WBUR, the Boston-based, Boston University–owned NPR radio affiliate, will no longer carry arts reviews, the station’s long-time critic and editor Bill Marx said last Thursday in a story first published on thePhoenix.com. In an emotional e-mail sent last week to ’BUR arts freelancers, Marx, who has been writing about the arts in Boston for 20 years, and has been at WBUR since 1980, also announced that he will leave the station on August 31.
“I was told [last Tuesday] that ’BUR is no longer interested in reviews, online or on broadcast,” Marx said in a phone interview Thursday from his home. “Which means no more theater reviews and no more arts magazine.” The station’s award-winning online arts magazine, WBUR Online Arts, which was launched in 2000, included reviews, an arts calendar, multi-media features, an arts blog, and podcasts. “We had a strong readership,” Marx said. “We had cutting-edge arts coverage online. To my knowledge all of it is going [away]. No arts blog. No arts calendar.”
Sam Fleming, managing director of news and programs, said that the station does not want to de-emphasize arts. “We recognize the arts are really important,” he said over the phone. “We’ll have some criticism and a lot of stuff as related to arts in the news.” The station has hired Andrea Shea, a former producer for Here and Now and a freelance journalist covering arts for NPR, as a full-time arts reporter.

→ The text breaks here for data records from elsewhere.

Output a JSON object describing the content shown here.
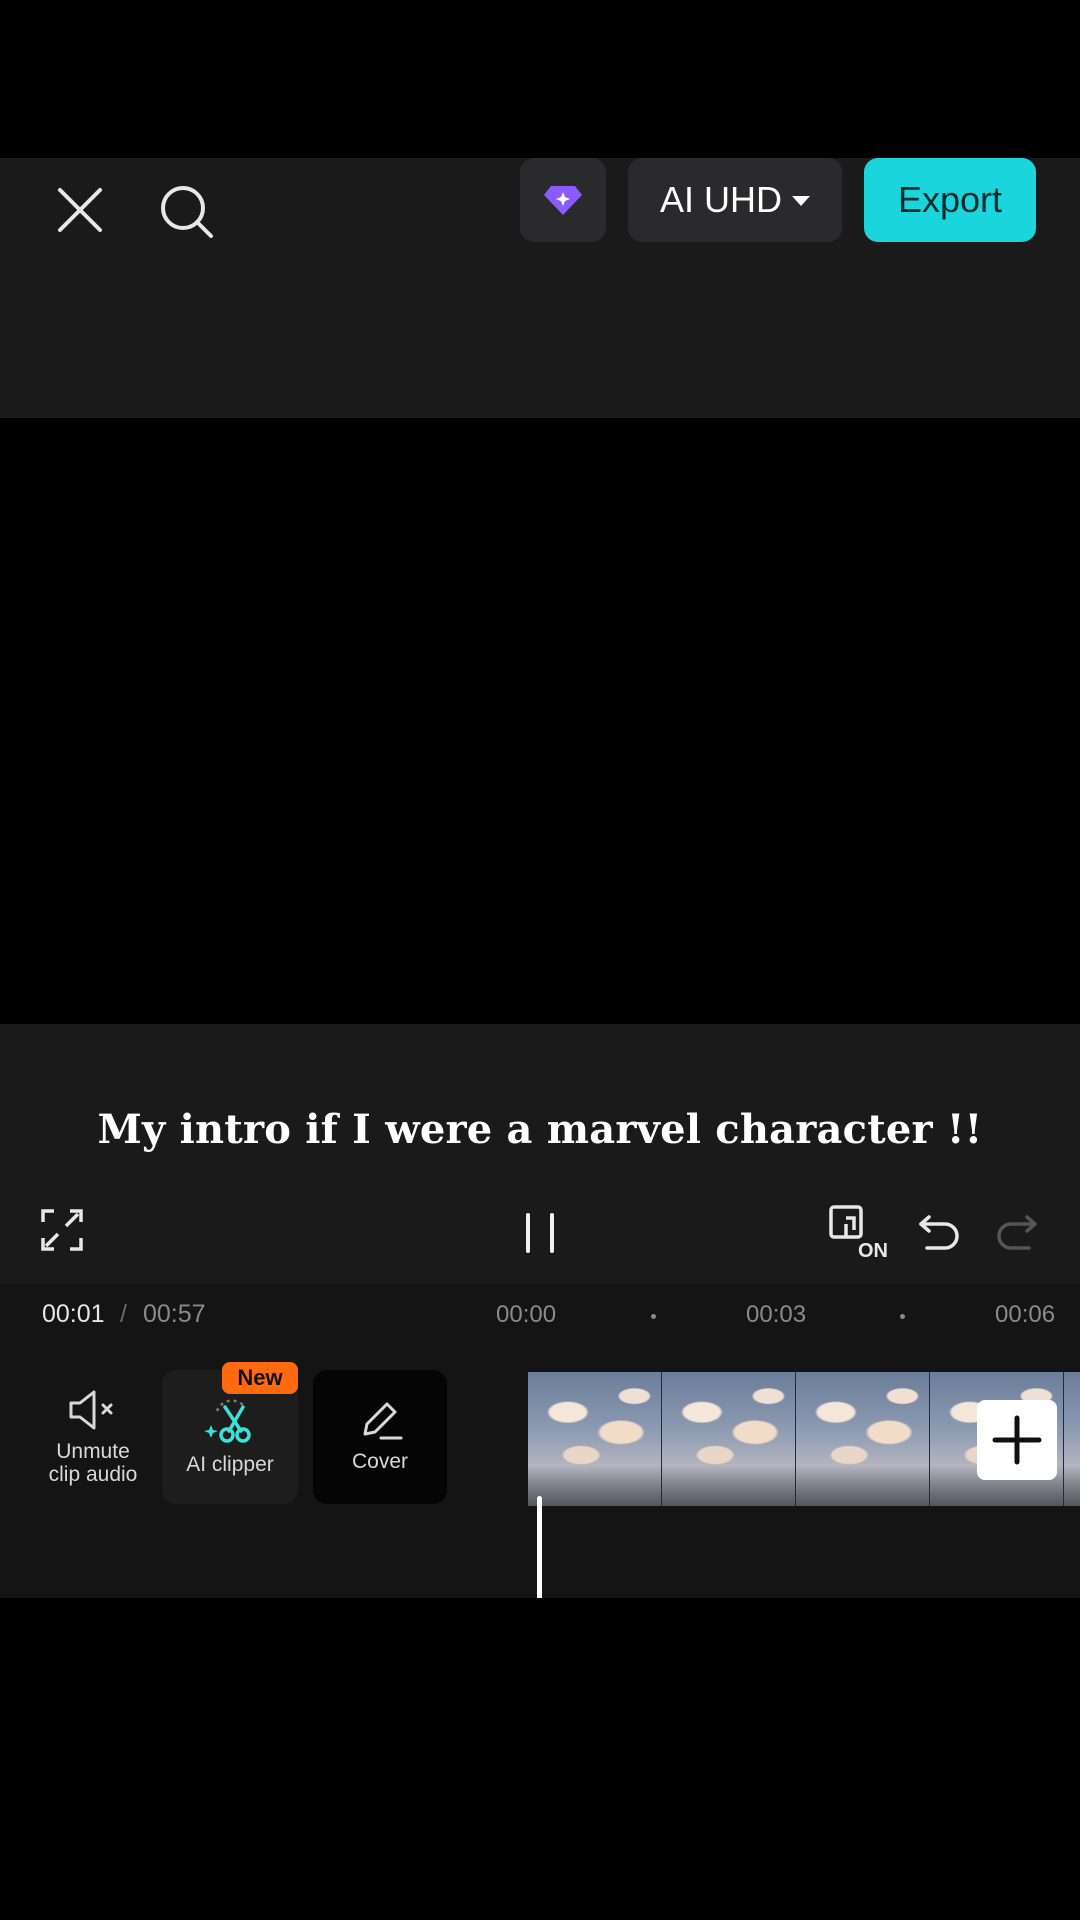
{
  "header": {
    "close_icon": "close-icon",
    "search_icon": "search-icon",
    "pro_icon": "diamond-icon",
    "quality_label": "AI UHD",
    "export_label": "Export",
    "accent_color": "#1bd5dd",
    "pro_color": "#8a5cff"
  },
  "preview": {
    "caption": "My intro if I were a marvel character !!"
  },
  "controls": {
    "fullscreen_icon": "fullscreen-icon",
    "play_state": "pause-icon",
    "main_track_label": "ON",
    "undo_icon": "undo-icon",
    "redo_icon": "redo-icon"
  },
  "timeline": {
    "current_time": "00:01",
    "separator": "/",
    "total_time": "00:57",
    "ticks": [
      "00:00",
      "00:03",
      "00:06"
    ],
    "tools": [
      {
        "icon": "mute-icon",
        "label_line1": "Unmute",
        "label_line2": "clip audio"
      },
      {
        "icon": "ai-scissors-icon",
        "label": "AI clipper",
        "badge": "New"
      },
      {
        "icon": "pencil-icon",
        "label": "Cover"
      }
    ],
    "badge_color": "#ff6a10",
    "add_clip_icon": "plus-icon"
  }
}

Marx suggested that the new cuts aren’t due to budgetary concerns, but instead follow a national trend in the shrinking of arts criticism. “In today’s journalistic world, reviews are being squeezed out by puffery and by arts news,” he said. “It’s no longer of interest having a perspective on arts that involves people thinking deeply. Not just for ’BUR, but for publications across the country, there’s less and less space for critics to have their say. It’s hard to make a sensible argument if you don’t have the column inches.”
Fleming says the shift is a result of wanting “to do more journalism about the arts. We wanted to have something that reflected what we are as a broadcast organization.”
Marx’s departure is merely the latest change at an embattled station that has seen significant turnover in the past several years. After the scandalous departure of general manager Jane Christo — who resigned in 2004 amid allegations including suspect hiring practices, mismanagement of federal grant money, and misuse of station-owned vehicles — ’BUR hired local TV exec Paul LaCam era to helm the station.